Il s'agit de savoir si nous sommes chez nous en France ou si nous n'y sommes plus ; si notre sol nous appartient ou si nous allons perdre avec lui notre fer, notre houille et notre pain ; si, avec les champs et la mer, les canaux et les fleuves, nous allons aliéner les habitations de nos pères, depuis le monument où se glorifie la Cité jusqu'aux humbles maisons de nos particuliers. Devant un cas de cette taille, il est ridicule de demander si la France renoncera aux traditions hospitalières d'un grand peuple civilisé. Avant d'hospitaliser, il faut être. Avant de rendre hommage aux supériorités littéraires ou scientifiques étrangères, il faut avoir gardé la qualité de nation française. Or il est parfaitement clair que nous n'existerons bientôt plus si nous continuons d'aller de ce train. (…) Ce pays-ci n'est pas un terrain vague. Nous ne sommes pas des bohémiens nés par hasard au bord d'un chemin. Notre sol est approprié depuis vingt siècles par les races dont le sang coule dans nos veines. La génération qui se sacrifiera pour le préserver des barbares et de la barbarie aura vécu une bonne vie. 

(…) La jeune France d'aujourd'hui est en réaction complète et profonde contre ce double mal. Elle rentre chez elle. Ses pénates intellectuels, ses pénates matériels seront reconquis. Il faut que l'ouvrier français, le savant, l'écrivain français soient privilégiés en France. Il faut que les importations intellectuelles et morales soient mises à leur rang et à leur mérite, non au-dessus de leur mérite et de leur rang. L'étiquette étrangère recommande un produit à la confiance publique : c'est à la défiance du pays que doit correspondre au contraire la vue de tout pavillon non français. Qu'une bonne marque étrangère triomphe par la suite de cette défiance, nous y consentons volontiers, n'ayant aucun intérêt à nous diminuer par l'ignorance ou le refus des avantages de dehors, mais l'intérêt primordial est de développer nos produits en soutenant nos producteurs. Le temps de la badauderie à la gauloise est fini.

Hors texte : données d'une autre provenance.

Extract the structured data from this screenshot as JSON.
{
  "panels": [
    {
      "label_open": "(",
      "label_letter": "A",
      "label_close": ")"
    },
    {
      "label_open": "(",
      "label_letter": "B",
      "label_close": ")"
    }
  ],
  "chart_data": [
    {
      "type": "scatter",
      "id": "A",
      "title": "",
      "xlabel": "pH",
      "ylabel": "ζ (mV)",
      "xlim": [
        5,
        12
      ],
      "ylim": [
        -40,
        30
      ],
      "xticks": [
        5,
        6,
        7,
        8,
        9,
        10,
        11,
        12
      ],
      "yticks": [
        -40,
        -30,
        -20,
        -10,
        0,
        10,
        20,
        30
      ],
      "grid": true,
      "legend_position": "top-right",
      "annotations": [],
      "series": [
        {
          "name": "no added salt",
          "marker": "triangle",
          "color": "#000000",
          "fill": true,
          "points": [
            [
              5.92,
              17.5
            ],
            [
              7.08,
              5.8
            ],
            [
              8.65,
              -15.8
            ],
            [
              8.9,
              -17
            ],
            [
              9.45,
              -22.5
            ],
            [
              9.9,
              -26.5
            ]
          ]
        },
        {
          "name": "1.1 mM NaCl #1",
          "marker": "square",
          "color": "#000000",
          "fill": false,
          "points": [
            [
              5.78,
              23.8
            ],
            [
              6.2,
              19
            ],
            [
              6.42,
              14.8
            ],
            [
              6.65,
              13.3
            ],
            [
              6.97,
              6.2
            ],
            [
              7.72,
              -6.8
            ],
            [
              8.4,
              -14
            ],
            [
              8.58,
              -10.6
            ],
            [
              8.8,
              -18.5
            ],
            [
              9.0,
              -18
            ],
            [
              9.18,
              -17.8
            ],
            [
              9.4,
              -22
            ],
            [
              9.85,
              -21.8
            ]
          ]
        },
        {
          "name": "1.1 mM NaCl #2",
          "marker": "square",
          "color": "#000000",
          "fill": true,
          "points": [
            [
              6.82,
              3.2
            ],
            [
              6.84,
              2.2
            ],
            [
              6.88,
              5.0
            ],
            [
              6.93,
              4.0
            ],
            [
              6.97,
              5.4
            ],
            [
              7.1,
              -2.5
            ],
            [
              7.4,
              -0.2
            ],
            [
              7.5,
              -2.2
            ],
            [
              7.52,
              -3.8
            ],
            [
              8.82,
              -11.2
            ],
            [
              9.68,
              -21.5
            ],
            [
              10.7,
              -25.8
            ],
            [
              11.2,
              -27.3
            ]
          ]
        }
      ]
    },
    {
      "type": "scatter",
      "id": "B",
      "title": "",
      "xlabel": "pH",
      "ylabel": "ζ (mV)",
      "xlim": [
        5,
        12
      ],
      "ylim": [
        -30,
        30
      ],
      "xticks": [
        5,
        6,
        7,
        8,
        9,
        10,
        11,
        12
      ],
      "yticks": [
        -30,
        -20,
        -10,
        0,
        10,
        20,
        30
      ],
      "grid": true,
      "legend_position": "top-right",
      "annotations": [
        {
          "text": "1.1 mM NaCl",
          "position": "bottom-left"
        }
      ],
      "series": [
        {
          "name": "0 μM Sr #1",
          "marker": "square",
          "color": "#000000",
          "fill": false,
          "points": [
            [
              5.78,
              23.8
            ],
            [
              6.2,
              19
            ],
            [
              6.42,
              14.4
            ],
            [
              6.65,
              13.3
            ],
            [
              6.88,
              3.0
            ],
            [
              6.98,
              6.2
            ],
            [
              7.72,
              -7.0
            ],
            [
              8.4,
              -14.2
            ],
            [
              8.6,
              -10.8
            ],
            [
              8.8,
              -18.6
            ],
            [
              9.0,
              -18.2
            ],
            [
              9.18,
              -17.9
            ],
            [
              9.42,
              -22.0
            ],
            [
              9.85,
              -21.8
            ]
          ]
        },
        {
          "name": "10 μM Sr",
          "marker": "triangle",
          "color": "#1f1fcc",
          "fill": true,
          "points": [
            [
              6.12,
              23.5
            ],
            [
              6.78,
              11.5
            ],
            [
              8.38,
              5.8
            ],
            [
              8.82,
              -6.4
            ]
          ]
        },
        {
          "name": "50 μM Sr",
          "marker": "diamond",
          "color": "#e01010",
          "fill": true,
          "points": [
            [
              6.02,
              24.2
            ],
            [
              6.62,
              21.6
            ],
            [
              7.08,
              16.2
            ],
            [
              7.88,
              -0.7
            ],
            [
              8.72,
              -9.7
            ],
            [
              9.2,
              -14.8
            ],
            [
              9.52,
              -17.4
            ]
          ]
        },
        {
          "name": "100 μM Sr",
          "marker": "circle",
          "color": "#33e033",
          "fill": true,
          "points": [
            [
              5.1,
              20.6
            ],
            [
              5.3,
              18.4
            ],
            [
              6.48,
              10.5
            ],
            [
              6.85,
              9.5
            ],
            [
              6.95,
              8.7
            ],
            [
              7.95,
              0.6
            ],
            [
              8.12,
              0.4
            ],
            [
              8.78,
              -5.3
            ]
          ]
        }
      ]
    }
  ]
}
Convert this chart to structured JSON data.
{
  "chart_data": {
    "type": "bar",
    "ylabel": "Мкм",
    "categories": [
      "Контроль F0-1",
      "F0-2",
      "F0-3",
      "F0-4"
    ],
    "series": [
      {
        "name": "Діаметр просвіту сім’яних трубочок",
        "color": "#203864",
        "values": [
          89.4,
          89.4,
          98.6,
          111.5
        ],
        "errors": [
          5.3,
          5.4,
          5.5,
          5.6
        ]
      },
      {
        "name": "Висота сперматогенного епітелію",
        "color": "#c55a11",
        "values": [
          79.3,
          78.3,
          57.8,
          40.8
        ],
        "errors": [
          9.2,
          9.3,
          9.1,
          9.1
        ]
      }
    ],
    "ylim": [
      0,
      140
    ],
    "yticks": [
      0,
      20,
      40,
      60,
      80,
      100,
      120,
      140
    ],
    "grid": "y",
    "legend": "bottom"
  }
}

Nous redevenons des Français conscients d'une histoire incomparable, d'un territoire sans rival, d'un génie littéraire et scientifique dont les merveilles se confondent avec celles du genre humain.   

 

Charles Maurras 

 

L’Action française, 6 juillet 1912

vendredi, 19 décembre 2014

Louis XIV ou le souci d'un roi : « Au moins qu'on ne voie plus dans tout le royaume ni indigence, ni mendicité »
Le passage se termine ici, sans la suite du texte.